Referring to FIG. 4, the escape case 30 has a plurality pairs of retaining rollers 33 which have a curved periphery to clamp the cylindrical sliding rail 33 without moving away. The bottom side of the escape case 30 has buffer members 36 for damping purpose. In the drawings, the buffer members 36 are springs. The escape case 30 is hollow and has an entrance/exit opening 31 directing to the escape door 11. The bottom edge of the entrance/exit opening 31 is extended to form an extension board 32. Referring to FIG. 5, the escape case 30 further has at least two brake devices 34 and 35 each has a pivotal clamp member 341 and 351 facing one side of the sliding rail 23. The clamp member 341 and 351 have respectively an outer end attached to a braking pad 342 and 352 to clamp the sliding rail 23, and an inner end bridged by an elastic member 343 and 353 to keep the braking pads 342 and 352 compressing the sliding rail 23 constantly. When the inner end of the clamp member 341 is subjected to a clamping force, the outer end may be extended to make the braking pad 342 moving away from the sliding rail 23 to release the compression. One inner end of the clamp member 351 of one brake device 35 has a brake line 354 which is connected to a pedal 355. When the pedal 355 is stepped and depressed, the outer ends of the clamp member 351 are extended to release the braking pad 352 from compressing the sliding rail 23.
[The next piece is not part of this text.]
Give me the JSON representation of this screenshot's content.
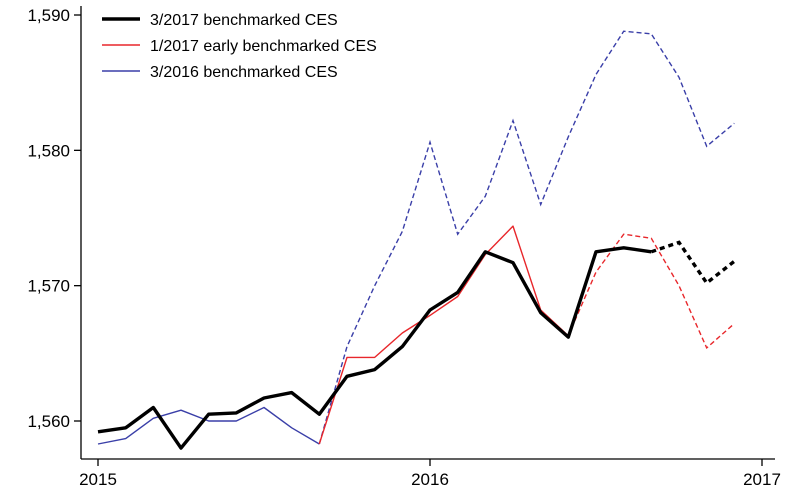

Referring to FIG. 6, when in use, people on each floor of the building 10 may enter the escape case 30 through the escape door 11 and the extension board 32. Once entered the escape case, user can use hands to extend the outer ends of the brake device 34 and use one foot to step the pedal 355 of another brake device 35 to extend the outer ends of the clamp member 351 so that the two braking pads 342 and 352 of the brake devices 34 and 35 are no longer compressing the sliding rail 23, and the escape case 30 may slide downwards. During descending, user can control the sliding speed of the escape case 30 through the brake devices 34 and 35. When the escape case 30 drops to the ground floor, the buffer members 36 provide a damping and shock absorbing effect to prevent the user from injury. Meanwhile, another escape case 30 is pulled by the rope 22 and lifted upwards to enable another user to escape rapidly.

Claims

1. A tall building escape apparatus, comprising:

two hanging racks located on a top floor of a building fastening respectively to pulleys, the pulleys of the two hanging racks being wound by a rope, the rope having two ends each fastening to an escape case; and

two sliding rails located on one side of the building corresponding to the hanging racks and extended from the ground floor to a front side of the hanging racks;

wherein the escape case has retaining rollers to clamp the sliding rails, buffer members on the bottom side thereof, an entrance/exit opening on one side, and brake devices; the brake devices having clamp members pivotally located on one side of the sliding rail that have outer sides attached to braking pads to clamp the sliding rails and inner sides bridged by elastic members.

2. The tall building escape apparatus of claim 1, wherein the clamp member has a brake line located on an inner side to connect to a pedal.

3. The tall building escape apparatus of claim 1, wherein the sliding rails are cylindrical rods, and the retaining rollers have a curved periphery corresponding to the sliding rails.

4. The tall building escape apparatus of claim 1, wherein the entrance/exit opening has a bottom edge extending to form an extension board directing to an escape exit of the building.